Most attempts to bring gravity into the picture have been based on  
string theory, which proposes that particles are ultimately composed  
of minuscule strings. Lisi has never been a fan of string theory and  
says that it's because of pressure to step into line that he abandoned  
academia after his PhD. "I've never been much of a follower, so I  
walked off to search for my own theory," he says. Last year, he won a  
research grant from the charitably funded Foundational Questions  
Institute to pursue his ideas.

He had been tinkering with "weird" equations for years and getting  
nowhere, but six months ago he stumbled on a research paper analysing  
E8 - a complex, eight-dimensional mathematical pattern with 248  
points. He noticed that some of the equations describing its structure  
matched his own. "The moment this happened my brain exploded with the  
implications and the beauty of the thing," says Lisi. "I thought:  
'Holy crap, that's it!'"

What Lisi had realised was that if he could find a way to place the  
various elementary particles and forces on E8's 248 points, it might  
explain, for example, how the forces make particles decay, as seen in  
particle accelerators.

Lisi is not the first person to associate particles with the points of  
symmetric patterns. In the 1950s, Murray Gell-Mann and colleagues  
correctly predicted the existence of the "omega-minus" particle after  
mapping known particles onto the points of a symmetrical mathematical  
structure called SU(3).

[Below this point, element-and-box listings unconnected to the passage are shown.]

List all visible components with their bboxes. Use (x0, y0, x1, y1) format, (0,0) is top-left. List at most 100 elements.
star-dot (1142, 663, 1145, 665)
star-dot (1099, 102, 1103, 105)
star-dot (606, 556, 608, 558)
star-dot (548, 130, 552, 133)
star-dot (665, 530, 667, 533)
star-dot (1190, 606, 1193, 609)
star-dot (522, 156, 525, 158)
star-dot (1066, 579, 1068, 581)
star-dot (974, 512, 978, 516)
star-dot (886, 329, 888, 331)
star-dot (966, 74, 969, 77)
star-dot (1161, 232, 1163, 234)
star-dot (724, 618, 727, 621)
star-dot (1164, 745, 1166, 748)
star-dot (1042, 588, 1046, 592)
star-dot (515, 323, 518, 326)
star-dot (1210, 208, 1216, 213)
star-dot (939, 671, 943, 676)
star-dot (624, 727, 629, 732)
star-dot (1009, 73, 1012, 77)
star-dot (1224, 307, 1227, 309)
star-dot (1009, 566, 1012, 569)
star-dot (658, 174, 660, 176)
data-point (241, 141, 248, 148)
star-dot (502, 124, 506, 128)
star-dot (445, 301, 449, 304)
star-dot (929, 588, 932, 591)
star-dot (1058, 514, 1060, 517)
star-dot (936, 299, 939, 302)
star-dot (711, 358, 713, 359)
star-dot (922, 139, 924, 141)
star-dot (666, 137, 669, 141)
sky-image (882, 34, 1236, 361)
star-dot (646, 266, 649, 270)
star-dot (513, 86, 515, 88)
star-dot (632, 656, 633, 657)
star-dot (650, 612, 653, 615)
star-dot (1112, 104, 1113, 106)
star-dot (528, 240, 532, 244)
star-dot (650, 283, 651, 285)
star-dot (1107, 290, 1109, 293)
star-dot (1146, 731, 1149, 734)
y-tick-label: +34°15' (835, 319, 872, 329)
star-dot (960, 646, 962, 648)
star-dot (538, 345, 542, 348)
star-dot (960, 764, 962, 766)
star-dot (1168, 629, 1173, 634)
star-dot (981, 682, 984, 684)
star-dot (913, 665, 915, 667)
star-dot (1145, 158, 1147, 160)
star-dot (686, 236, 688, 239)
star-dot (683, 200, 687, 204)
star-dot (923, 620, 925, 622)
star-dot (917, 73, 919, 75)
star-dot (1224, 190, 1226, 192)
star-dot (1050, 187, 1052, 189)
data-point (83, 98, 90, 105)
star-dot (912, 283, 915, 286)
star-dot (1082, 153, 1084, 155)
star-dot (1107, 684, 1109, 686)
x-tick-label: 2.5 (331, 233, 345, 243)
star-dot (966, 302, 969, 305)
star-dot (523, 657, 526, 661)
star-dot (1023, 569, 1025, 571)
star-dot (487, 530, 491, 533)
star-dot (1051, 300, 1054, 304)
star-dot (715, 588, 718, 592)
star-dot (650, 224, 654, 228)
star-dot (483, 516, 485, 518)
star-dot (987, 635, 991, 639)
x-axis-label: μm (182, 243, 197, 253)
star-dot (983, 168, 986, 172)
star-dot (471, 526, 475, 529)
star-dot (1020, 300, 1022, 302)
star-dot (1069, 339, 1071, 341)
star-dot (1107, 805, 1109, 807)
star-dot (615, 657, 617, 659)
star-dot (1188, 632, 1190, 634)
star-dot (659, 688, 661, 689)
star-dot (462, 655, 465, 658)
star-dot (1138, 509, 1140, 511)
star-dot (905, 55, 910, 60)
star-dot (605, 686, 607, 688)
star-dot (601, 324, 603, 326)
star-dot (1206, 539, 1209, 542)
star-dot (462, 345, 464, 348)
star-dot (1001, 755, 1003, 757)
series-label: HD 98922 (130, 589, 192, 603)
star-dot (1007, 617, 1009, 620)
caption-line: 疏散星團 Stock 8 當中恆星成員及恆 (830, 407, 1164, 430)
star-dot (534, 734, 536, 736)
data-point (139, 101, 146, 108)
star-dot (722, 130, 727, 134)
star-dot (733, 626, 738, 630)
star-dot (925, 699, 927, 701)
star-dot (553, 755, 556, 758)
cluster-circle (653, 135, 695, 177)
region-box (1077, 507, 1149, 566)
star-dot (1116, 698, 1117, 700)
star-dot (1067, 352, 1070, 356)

This exposed a blank slot, where the new  
particle fitted.

Before tackling the daunting E8, Lisi examined a smaller cousin, a  
hexagonal pattern called G2, to see if it would explain how the strong  
nuclear force works. According to the standard model, forces are  
carried by particles: for example, the strong force is carried by  
gluons. Every quark has a quantum property called its "colour charge"  
- red, green or blue - which denotes how the quarks are affected by  
gluons. Lisi labelled points on G2 with quarks and anti-quarks of each  
colour, and with various gluons, and found that he could reproduce the  
way that quarks are known to change colour when they interact with  
gluons, using nothing more than high-school geometry (see Graphic).

Turning to the geometry of the next simplest pattern in the family,  
Lisi found he was able to explain the interactions between neutrinos  
and electrons by using the star-like F4. The standard model already  
successfully describes the electroweak force, uniting the  
electromagnetic and the weak forces. Lisi added gravity into the mix  
by including two force-carrying particles called "e-phi" and "omega",  
to the F4 diagram - creating a "gravi-electroweak" force.